Als Enno Lenze einen Überfall in der Berliner Notrufzentrale meldete, wurde die Dringlichkeit nicht erkannt.
Im Fall eines von Hütchenspielern attackierten Berliner Geschäftsmanns hat die Polizei jetzt Versäumnisse eingeräumt. In der Nachbetrachtung wäre ein Eileinsatz der Polizei erforderlich gewesen, um die Personalien der Täter festzustellen, sagte Sprecher Thomas Neuendorf am Donnerstag Morgenpost Online.
Wie berichtet, war Enno Lenze, Geschäftsführer des Berlin Story Verlags und Mitglied der Piraten-Partei, am vergangenen Sonntag in eine Auseinandersetzung mit mehreren mutmaßlichen Betrügern geraten. Er traf auf die Gruppe von sogenannten Hütchenspielern an der Straße Unter den Linden, als er auf dem Weg zu seiner Arbeitsstelle war.

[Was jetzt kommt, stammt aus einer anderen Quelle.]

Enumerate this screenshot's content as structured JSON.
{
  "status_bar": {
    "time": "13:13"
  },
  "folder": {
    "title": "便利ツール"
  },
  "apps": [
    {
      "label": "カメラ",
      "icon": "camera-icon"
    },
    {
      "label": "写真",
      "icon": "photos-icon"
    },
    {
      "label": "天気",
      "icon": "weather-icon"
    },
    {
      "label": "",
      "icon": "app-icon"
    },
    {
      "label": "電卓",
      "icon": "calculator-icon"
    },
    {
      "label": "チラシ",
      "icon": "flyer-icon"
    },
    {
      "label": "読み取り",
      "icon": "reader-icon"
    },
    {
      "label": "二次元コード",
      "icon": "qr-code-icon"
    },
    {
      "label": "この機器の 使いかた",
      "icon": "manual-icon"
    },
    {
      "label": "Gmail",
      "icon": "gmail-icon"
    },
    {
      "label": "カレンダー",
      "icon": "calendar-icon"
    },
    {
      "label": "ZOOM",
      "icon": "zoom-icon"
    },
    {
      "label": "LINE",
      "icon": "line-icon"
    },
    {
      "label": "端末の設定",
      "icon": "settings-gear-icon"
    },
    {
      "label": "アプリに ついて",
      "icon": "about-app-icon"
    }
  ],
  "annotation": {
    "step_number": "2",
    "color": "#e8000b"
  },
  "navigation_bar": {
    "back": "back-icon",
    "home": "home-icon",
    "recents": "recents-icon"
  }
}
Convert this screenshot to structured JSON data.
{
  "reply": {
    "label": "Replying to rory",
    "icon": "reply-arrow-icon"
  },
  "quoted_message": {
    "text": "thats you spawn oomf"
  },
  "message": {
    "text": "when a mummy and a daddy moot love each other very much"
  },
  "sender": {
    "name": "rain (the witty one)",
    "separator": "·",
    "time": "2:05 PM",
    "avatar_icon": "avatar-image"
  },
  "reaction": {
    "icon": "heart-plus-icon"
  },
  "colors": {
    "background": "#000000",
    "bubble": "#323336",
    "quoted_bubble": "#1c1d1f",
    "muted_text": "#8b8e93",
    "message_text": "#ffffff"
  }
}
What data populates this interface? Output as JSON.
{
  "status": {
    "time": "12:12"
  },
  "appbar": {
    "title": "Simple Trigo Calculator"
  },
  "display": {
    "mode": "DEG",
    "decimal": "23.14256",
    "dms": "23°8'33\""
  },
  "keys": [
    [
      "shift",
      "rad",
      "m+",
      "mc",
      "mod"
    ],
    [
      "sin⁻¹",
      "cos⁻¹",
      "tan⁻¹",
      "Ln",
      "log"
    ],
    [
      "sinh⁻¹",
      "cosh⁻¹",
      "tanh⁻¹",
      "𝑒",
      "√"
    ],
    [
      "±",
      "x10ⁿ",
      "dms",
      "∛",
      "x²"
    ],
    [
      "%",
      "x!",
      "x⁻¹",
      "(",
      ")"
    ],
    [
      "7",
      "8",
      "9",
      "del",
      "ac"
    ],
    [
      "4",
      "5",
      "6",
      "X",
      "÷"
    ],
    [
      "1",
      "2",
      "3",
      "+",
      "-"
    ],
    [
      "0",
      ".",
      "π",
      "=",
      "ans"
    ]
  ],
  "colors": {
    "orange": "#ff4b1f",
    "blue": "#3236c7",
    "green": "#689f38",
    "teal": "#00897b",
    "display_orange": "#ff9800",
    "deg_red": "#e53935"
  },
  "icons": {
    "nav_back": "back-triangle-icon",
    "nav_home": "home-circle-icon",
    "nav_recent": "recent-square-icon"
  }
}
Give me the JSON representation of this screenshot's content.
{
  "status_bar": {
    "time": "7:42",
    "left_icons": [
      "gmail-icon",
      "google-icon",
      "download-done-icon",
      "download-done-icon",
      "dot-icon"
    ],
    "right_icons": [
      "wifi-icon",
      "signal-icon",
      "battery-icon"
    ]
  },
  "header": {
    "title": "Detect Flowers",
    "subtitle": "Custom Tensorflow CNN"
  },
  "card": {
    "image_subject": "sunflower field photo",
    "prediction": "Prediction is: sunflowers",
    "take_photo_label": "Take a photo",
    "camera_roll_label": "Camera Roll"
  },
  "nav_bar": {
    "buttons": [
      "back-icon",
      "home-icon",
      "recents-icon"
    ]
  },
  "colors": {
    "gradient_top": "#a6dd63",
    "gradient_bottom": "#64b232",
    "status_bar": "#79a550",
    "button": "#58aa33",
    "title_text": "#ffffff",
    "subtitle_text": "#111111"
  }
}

Als er einer österreicherischen Touristin, die ihn auf die Männer angesprochen hatte, sagte, dass das Spiel in Deutschland verboten sei, waren die kriminellen Hütchenspieler auf ihn losgegangen. Sie sollen ihn umringt, beschimpft, geschubst und in den Magen geschlagen haben. Lenze rief daraufhin die Polizei. Gegenüber Morgenpost Online kritisierte er später, dass sich der Beamte der Notrufzentrale in dem Gespräch nicht korrekt verhalten hätte. Er habe ihm unter anderem gesagt, dass alle Kräfte im Einsatz seien und er noch mal anrufen solle, wenn die geflüchteten Täter wieder auftauchen sollten.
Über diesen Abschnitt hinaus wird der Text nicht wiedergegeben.